Um mês depois de começarmos a terapia Arizona se sentia melhor e estava aprendendo a compartilhar comigo seus medos e expectativas, e eu com ela, e aceitando minha ajuda sem se sentir humilhada ou algo forçado ela agora entendia que somos um casal e isso está dentro do relacionamento nos ajudar mutuamente, na terapia fomos liberada para a intimidade sexual, cumprimos todas as tarefas até ali então estávamos prontas para o passo seguinte estávamos caminhado para o carro de mãos dadas quando Arizona parou.
- Sof vai dormir na Mer hoje certo?
- Sim a festa do pijama de Zola, porquê?
- Então não precisamos voltar cedo pra casa, podemos fazer algo diferente.
Olhei meio assuntada para ela.
- Sim podemos o que você quer fazer?
- Podemos ir para um hotel chique e aproveitarmos de uma suíte de lua de mel, desfrutar de um banho de banheira, um champagne e morangos com chantilly e talvez eu possa comê-los em seu umbigo.
- Arizona que depravação!
Falei com falsa indignação.
- Você quer ser deparava junto comigo, Calliope?
- Eu adoraria.
A simples pronuncia do meu nome em sua boca já me deixava excitada, imaginar as outras coisas então mal consegui chegar ao hotel, enquanto dirigia Arizona passava a mão do lado interno da minha coxa e me provocava passando a mão um pouco para cima ela sabia que isso me deixava excitada, as provocações foram até eu pegar sua mão e leva-la aos lábios.
- Não vamos querer provocar um acidente e acabar no PS do hospital.
Mantive sua mão presa a minha até chegarmos ao hotel.
Arizona como prometeu, comeu os morangos no meu umbigo e em outras partes que me dá até calor só de pensar, a partir daquela noite voltamos a ter nossa intimidade de volta e de uma forma maravilhosa e romântica. Estavam valendo o tempo gasto nas sessões de terapia.

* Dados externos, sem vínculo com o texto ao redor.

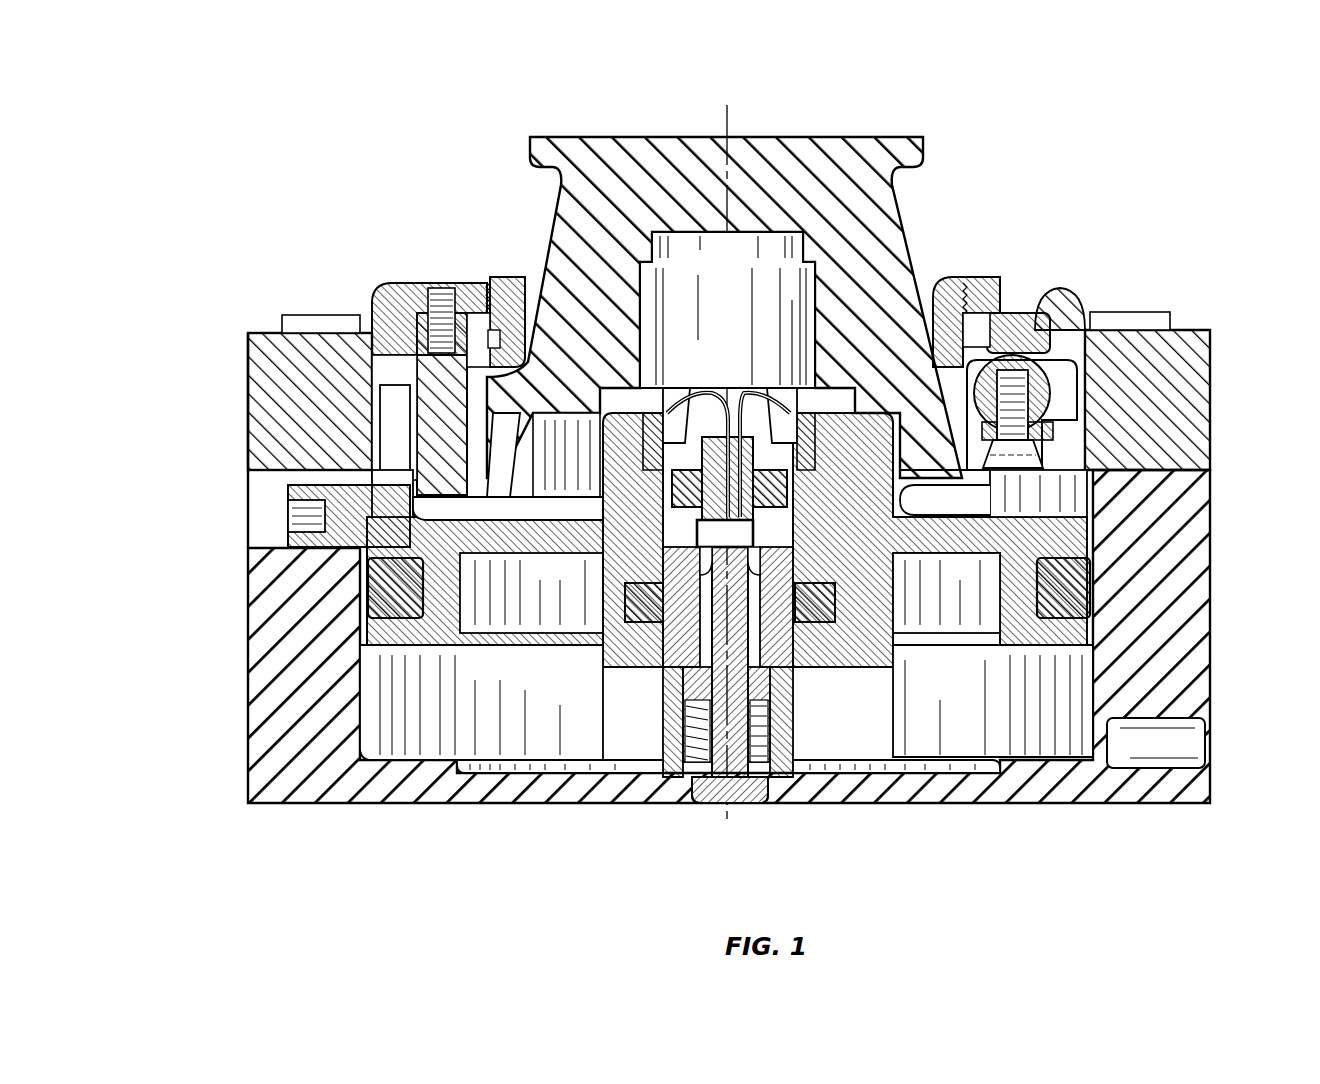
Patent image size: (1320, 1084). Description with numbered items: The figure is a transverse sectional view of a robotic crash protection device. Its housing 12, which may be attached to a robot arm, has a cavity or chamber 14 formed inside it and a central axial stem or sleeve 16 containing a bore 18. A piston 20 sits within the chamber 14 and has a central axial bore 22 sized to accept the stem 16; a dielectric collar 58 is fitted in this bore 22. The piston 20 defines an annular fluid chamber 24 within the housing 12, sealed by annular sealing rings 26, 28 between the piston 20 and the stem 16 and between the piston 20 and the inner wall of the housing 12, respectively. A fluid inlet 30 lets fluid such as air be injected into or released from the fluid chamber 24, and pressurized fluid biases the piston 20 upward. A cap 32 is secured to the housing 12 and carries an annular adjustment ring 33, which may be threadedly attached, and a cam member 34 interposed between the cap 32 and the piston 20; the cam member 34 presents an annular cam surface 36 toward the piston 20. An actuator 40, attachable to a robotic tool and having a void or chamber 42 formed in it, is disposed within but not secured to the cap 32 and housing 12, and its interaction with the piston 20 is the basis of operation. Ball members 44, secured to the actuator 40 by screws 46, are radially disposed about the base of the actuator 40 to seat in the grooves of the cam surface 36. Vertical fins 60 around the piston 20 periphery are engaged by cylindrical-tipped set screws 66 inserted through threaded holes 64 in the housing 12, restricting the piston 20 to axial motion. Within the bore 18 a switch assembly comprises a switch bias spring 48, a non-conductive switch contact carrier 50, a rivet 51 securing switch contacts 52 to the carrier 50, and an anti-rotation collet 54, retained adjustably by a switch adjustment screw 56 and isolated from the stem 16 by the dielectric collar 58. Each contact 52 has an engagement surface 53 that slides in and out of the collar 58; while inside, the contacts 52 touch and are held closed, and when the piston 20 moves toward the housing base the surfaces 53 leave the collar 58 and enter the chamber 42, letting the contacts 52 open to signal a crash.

Acordei com o bip de um page e não parecia ser o meu, minha esposa estava deitada sobre minhas costas, podia sentir sua respiração quente sobre minha pele.
- Amor dá para atender esse page.
- Não é o meu tenho certeza.
- Claro que tem certeza.
Com um pouco de dificuldade empurrei Arizona de cima de mim que virou e continuou dormindo levantei e fui procurar de onde vinha o maldito som era o page dela localizei o meu celular, que na ânsia de nos livrarmos das roupas foi parar atrás do sofá do quarto e tinha dez ligações não Atendida da Mer e Cristina só essa manhã olhei no relógio já eram quase nove.
- É o seu, Karev está perguntado porque não apareceu em sua cirurgia das oito horas? O que devo responder?
- Diz que minha esposa gostosa e quente acabou comigo na noite e madrugada então não tive forças para me levantar.
- Você quer que eu diga isso com palavras ou caretinhas?
- Calliope! Responda apenas que estou atrasada e que estou indo.
Respondi ao Karev e ligue para Mer.
- Desculpa Mer sei que deveríamos estar ai esperando Sofia, mas tivemos um pequeno incidente, não ... nada para se preocupar chegamos em meia hora.
- Amor para irmos você precisa levantar e chuveiro.
Não éramos de nos atrasar para o trabalho, mas dessa vez foi por uma boa causa.